An estimated 400-1,200 patients died as a result of poor care over the 50 months between January 2005 and March 2009 at Stafford hospital, a small district general hospital in Staffordshire.
The report being published on 6 February 2013 of the public inquiry chaired by Robert Francis QC will be the fifth official report into the scandal since 2009, and Francis’s second into the hospital’s failings.
The often horrifying evidence that has emerged means “Mid Staffs” has become a byword for NHS care at its most negligent. It is often described as the worst hospital care scandal of recent times. In 2009 Sir Ian Kennedy, the chairman of the Healthcare Commission, the regulator of NHS care standards at the time, said it was the most shocking scandal he had investigated.
It is commonly known as the Mid Staffs scandal because Stafford hospital was and is run by the Mid Staffordshire NHS hospital trust, which in 2008 acquired foundation trust status, making it semi-independent of Department of Health (DH) control. Decision-making and especially cost-cutting as part of its pursuit of that status was later cited as a key reason why poor care took hold and was allowed to persist for so long.
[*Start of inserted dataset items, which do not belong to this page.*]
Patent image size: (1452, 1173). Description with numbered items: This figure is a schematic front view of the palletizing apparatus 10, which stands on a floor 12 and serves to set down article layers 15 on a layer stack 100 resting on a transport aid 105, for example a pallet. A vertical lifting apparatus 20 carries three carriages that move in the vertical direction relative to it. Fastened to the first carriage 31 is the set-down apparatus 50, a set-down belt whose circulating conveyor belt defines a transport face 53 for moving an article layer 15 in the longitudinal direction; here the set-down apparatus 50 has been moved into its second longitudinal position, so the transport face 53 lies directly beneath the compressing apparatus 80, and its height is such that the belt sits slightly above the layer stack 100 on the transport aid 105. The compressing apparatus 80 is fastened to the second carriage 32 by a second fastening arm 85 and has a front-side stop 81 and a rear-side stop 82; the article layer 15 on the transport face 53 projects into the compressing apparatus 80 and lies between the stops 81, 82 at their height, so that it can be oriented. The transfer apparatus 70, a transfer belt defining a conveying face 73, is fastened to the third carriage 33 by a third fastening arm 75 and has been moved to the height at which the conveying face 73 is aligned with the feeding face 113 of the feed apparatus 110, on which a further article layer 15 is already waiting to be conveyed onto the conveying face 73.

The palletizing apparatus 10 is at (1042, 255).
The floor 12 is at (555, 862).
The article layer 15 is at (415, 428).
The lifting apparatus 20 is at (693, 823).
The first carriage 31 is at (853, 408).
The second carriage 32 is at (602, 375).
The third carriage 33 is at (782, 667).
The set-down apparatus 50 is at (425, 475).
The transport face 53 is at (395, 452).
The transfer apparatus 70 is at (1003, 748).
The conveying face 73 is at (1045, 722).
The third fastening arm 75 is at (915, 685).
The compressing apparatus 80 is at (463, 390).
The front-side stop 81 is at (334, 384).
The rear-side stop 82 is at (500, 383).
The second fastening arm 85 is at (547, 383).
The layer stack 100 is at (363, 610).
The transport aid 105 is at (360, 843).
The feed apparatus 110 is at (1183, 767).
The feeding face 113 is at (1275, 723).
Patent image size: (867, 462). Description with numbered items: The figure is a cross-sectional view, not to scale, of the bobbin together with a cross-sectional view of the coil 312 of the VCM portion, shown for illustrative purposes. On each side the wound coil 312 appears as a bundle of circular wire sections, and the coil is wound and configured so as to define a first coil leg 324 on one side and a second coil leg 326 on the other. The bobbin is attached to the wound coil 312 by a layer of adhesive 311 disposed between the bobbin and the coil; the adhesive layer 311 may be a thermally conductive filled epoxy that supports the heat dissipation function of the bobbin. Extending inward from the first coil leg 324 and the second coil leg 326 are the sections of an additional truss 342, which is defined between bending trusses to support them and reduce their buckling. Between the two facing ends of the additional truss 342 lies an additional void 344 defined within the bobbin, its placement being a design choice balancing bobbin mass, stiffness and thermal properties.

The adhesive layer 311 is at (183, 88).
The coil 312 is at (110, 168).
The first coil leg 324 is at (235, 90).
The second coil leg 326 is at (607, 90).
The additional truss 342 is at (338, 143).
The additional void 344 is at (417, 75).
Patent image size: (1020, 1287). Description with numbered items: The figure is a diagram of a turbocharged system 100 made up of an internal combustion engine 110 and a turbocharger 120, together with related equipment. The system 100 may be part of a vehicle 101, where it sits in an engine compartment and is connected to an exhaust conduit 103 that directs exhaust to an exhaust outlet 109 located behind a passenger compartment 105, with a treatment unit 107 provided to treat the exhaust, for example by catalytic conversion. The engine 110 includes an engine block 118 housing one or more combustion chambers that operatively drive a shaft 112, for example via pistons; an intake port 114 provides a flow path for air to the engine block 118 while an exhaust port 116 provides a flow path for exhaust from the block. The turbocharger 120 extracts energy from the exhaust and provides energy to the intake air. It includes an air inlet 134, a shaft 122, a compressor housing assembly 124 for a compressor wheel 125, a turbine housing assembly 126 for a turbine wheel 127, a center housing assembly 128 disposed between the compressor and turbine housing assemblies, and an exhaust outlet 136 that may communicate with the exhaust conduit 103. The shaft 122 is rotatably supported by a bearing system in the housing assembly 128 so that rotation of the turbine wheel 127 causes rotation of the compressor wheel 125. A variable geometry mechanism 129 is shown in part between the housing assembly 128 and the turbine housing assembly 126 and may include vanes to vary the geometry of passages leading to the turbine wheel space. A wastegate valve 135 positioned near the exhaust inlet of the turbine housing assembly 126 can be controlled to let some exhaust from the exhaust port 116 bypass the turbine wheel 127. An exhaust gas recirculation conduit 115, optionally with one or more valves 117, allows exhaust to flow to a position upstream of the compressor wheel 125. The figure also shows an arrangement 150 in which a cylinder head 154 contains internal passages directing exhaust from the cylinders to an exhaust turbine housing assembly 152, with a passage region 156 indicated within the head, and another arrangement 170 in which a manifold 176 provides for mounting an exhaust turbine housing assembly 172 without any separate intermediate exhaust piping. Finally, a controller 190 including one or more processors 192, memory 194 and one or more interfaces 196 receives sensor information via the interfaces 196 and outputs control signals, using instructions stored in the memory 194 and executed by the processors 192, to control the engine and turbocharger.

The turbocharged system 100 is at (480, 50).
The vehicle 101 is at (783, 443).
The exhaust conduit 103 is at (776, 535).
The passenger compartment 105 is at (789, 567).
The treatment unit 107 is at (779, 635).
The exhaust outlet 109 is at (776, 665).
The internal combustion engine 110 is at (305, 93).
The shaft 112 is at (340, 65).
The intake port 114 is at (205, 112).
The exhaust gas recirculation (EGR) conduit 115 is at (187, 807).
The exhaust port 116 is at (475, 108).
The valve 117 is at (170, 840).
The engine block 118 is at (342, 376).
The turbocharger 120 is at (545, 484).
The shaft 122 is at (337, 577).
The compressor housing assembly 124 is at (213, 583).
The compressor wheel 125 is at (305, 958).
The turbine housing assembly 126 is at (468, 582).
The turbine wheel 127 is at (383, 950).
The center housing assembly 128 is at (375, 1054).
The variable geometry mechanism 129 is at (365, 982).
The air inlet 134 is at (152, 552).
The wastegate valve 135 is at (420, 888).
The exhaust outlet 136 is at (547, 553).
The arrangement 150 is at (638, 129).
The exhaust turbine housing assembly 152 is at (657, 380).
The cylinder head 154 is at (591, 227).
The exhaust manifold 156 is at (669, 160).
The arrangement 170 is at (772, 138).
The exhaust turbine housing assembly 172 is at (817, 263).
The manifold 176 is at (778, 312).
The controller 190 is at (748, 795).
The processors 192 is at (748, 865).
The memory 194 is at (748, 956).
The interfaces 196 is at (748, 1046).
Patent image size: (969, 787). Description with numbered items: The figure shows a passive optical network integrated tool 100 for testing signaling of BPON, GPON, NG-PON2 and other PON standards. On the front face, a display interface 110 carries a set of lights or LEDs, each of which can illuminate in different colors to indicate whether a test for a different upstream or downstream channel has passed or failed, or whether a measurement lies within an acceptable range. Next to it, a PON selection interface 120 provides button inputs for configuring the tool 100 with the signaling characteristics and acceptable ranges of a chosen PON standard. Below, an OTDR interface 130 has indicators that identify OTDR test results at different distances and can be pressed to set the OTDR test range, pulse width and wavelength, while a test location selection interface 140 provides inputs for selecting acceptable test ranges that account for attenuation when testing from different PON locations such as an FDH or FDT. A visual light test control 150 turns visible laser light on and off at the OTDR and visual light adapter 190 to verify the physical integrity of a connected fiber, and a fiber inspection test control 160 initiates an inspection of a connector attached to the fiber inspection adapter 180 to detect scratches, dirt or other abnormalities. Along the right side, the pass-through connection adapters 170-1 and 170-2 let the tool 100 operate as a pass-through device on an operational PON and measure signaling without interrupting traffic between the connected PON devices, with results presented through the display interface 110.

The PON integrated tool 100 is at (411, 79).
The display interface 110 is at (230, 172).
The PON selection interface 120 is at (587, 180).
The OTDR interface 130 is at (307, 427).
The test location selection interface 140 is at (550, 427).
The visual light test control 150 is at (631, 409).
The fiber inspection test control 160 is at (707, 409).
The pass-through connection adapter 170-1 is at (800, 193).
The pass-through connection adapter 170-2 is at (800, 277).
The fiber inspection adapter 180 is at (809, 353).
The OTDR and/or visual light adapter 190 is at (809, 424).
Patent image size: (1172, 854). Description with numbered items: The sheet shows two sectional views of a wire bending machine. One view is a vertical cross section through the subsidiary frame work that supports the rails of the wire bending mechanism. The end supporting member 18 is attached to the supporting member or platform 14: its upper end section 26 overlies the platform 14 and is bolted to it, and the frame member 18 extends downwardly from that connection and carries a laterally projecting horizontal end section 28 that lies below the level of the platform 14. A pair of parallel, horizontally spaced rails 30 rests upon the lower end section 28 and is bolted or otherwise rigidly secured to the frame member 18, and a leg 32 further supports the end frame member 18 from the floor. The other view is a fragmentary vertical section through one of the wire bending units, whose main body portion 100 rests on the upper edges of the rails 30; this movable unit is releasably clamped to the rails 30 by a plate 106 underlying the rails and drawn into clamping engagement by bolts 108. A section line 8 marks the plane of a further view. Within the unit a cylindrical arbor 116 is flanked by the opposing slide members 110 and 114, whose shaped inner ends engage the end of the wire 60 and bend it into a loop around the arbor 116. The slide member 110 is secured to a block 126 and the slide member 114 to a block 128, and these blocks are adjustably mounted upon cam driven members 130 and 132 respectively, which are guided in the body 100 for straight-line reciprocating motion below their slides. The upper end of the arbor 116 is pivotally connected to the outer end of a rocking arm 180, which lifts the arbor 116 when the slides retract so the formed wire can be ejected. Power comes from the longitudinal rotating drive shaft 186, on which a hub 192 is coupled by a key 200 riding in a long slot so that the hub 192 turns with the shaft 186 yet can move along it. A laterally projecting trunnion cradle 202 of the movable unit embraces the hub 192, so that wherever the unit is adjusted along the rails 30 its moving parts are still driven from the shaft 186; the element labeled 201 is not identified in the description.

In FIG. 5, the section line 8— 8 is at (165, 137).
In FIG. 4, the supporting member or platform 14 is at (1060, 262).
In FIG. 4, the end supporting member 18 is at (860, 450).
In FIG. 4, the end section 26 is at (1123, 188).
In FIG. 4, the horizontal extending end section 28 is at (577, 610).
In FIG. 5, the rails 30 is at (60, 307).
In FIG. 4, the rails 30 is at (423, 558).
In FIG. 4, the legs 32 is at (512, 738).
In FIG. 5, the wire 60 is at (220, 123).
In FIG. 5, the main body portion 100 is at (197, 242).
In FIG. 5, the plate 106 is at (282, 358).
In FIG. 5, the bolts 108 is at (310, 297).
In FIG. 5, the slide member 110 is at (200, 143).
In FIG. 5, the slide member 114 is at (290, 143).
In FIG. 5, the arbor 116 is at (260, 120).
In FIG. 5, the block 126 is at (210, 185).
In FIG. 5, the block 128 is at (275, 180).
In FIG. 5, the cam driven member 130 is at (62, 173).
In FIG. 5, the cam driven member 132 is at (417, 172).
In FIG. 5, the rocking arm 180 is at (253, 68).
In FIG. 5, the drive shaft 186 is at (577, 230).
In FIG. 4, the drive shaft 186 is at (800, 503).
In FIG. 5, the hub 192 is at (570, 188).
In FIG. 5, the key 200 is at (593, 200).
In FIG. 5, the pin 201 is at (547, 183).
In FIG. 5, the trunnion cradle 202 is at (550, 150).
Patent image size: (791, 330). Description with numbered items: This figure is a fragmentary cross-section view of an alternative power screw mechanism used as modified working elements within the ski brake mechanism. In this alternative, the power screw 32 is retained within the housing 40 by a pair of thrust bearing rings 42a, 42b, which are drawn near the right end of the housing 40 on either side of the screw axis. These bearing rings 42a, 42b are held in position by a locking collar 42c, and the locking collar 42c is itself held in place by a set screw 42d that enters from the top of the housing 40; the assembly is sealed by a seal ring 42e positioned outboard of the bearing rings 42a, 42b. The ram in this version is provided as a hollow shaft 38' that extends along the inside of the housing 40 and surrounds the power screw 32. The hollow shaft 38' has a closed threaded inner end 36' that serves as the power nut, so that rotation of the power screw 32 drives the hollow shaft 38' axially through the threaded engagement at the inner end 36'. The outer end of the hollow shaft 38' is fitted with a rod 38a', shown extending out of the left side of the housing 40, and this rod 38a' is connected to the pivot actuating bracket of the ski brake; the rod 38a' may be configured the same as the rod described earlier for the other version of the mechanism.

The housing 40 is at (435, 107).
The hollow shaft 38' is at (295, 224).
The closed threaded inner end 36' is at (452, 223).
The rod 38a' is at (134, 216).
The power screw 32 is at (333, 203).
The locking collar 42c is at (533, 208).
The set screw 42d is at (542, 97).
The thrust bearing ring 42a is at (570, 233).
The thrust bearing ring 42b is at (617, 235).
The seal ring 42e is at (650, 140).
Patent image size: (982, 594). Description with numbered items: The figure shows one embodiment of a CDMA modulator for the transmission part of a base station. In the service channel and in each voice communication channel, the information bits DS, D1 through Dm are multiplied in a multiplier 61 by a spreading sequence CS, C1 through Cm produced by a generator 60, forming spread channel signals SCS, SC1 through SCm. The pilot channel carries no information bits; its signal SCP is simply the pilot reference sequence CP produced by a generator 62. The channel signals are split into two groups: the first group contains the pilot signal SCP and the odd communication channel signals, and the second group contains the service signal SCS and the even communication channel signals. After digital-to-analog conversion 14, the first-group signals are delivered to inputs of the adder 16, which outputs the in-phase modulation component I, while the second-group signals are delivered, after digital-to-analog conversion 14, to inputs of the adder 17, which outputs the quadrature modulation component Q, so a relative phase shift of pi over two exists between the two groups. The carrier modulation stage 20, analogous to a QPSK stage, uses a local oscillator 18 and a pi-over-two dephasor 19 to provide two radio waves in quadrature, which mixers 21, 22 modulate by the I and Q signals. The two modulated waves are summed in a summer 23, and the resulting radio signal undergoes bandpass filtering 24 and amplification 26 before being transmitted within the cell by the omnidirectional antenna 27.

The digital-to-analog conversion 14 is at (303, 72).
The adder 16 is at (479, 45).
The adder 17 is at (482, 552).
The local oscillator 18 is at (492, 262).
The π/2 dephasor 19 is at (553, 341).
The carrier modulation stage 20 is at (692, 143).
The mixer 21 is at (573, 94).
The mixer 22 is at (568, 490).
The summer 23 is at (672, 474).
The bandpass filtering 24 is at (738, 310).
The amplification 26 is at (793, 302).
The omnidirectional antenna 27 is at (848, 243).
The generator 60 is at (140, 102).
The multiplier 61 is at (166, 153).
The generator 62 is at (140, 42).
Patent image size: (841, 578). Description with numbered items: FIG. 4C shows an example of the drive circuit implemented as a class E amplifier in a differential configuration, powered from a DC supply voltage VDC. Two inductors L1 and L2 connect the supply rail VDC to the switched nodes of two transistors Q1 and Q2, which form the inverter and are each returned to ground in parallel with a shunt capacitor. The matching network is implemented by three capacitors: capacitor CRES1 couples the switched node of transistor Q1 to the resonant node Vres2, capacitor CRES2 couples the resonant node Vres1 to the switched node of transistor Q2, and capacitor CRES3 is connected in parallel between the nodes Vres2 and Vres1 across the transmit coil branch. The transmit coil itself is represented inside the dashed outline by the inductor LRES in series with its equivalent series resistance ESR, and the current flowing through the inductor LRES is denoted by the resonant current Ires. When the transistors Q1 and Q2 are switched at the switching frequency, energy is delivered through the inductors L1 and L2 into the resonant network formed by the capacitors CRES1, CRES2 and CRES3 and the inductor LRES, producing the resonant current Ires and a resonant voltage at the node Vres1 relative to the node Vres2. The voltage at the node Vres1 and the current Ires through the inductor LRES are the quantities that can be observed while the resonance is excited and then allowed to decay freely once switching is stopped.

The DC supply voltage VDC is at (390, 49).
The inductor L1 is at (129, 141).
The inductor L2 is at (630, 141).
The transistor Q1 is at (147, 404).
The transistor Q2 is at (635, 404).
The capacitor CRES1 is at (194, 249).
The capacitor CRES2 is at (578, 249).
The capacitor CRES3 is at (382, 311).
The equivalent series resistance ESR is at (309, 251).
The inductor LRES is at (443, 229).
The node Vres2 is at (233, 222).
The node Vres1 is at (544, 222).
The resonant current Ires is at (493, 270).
2. Why is it in the news again now?
On Wednesday 6 February Francis will publish the report of his 31-month-long public inquiry into the scandal. His first report, published in February 2010, was an independent report under the NHS Act rather than a full-blown public inquiry. It examined the quality of care at Stafford hospital in 2005-09 and the many reasons why it was so bad, such as inadequate staffing, and produced devastating conclusions.
The public inquiry began in July 2010. Its remit was to investigate what a wide range of commissioning, supervisory and regulatory bodies and systems in the NHS had done to detect poor care at Stafford and to intervene. As such it probed the role of the bodies and individuals all the way from the hospital itself – including the trust’s board and its patient liaison group – up to the most senior figures at the Department of Health in Whitehall, including ministers, senior civil servants and key figures in the NHS.
Its brief included its duty “to examine why problems at the trust were not identified sooner; and appropriate action taken. This includes, but is not limited to, examining the actions of the Department of Health, the local Strategic Health Authority, the local primary care trust(s), the Independent Regulator of NHS Foundation trusts (Monitor), the Care Quality Commission, the Health and Safety Executive, local scrutiny and public engagement bodies and the local coroner.”
3. How did the poor care come to light?
Although care was poor from at least the start of 2006, concerns about that only began emerging in mid-2007. At that time the Healthcare Commission (HCC), the then NHS care regulator, became anxious that Stafford seemed to have unusually high death rates, drawing on information from Professor Brian Jarman, an expert in patient safety and hospital death rates at Imperial College London.
By January 2008 the watchdog had identified seven different patient safety alerts at Stafford: warning signs that there were problems. Dissatisfied with the hospital’s explanation for the apparently high mortality rate – that it was down to “coding errors” – the HCC told a team of its investigators under Heather Wood, renowned as its “hard cases woman”, to get to the bottom of what was happening at the hospital. That was the first of the five inquiries.
Julie Bailey, whose 86-year-old mother Bella died in the hospital as a result of poor care in late 2007, also played a key role in exposing the Mid Staffs scandal. She quickly came across other families who had lost a loved one, realised there was a problem and, with other bereaved relatives, formed the campaign group Cure The NHS to demand a public inquiry and hold those reponsible to account.
4. The public inquiry
Andrew Lansley, the then health secretary, commissioned the full public inquiryin June 2010, soon after the coalition took power. It was held under the Public Inquiries Act 2005. Labour in 2009 and 2010 had refused to accede to persistent requests from relatives of victims of the Mid Staffs scandal to hold such an inquiry. Instead ministers commissioned the first Francis report as well as two other, separate inquiries into specific aspects of how the hospital and local healthcare system operated. They were led by Professor George Alberti, the DH’s national clinical director for emergency care, and Dr David Colin-Thome, his counterpart at the DH for primary care. They reported in April 2009.
Francis began gathering evidence in July 2010. He initially hoped to deliver a report to ministers by early 2011. Instead it became a particularly in-depth and long-running inquiry. The inquiry took oral evidence from 164 witnesses over the 139 days it sat between November 2010 and December 2011, and also received 87 witness statements and 39 provisional statements, and over a million pages of evidence in total.
Tom Kark QC, counsel to the inquiry, and Francis himself questioned witnesses.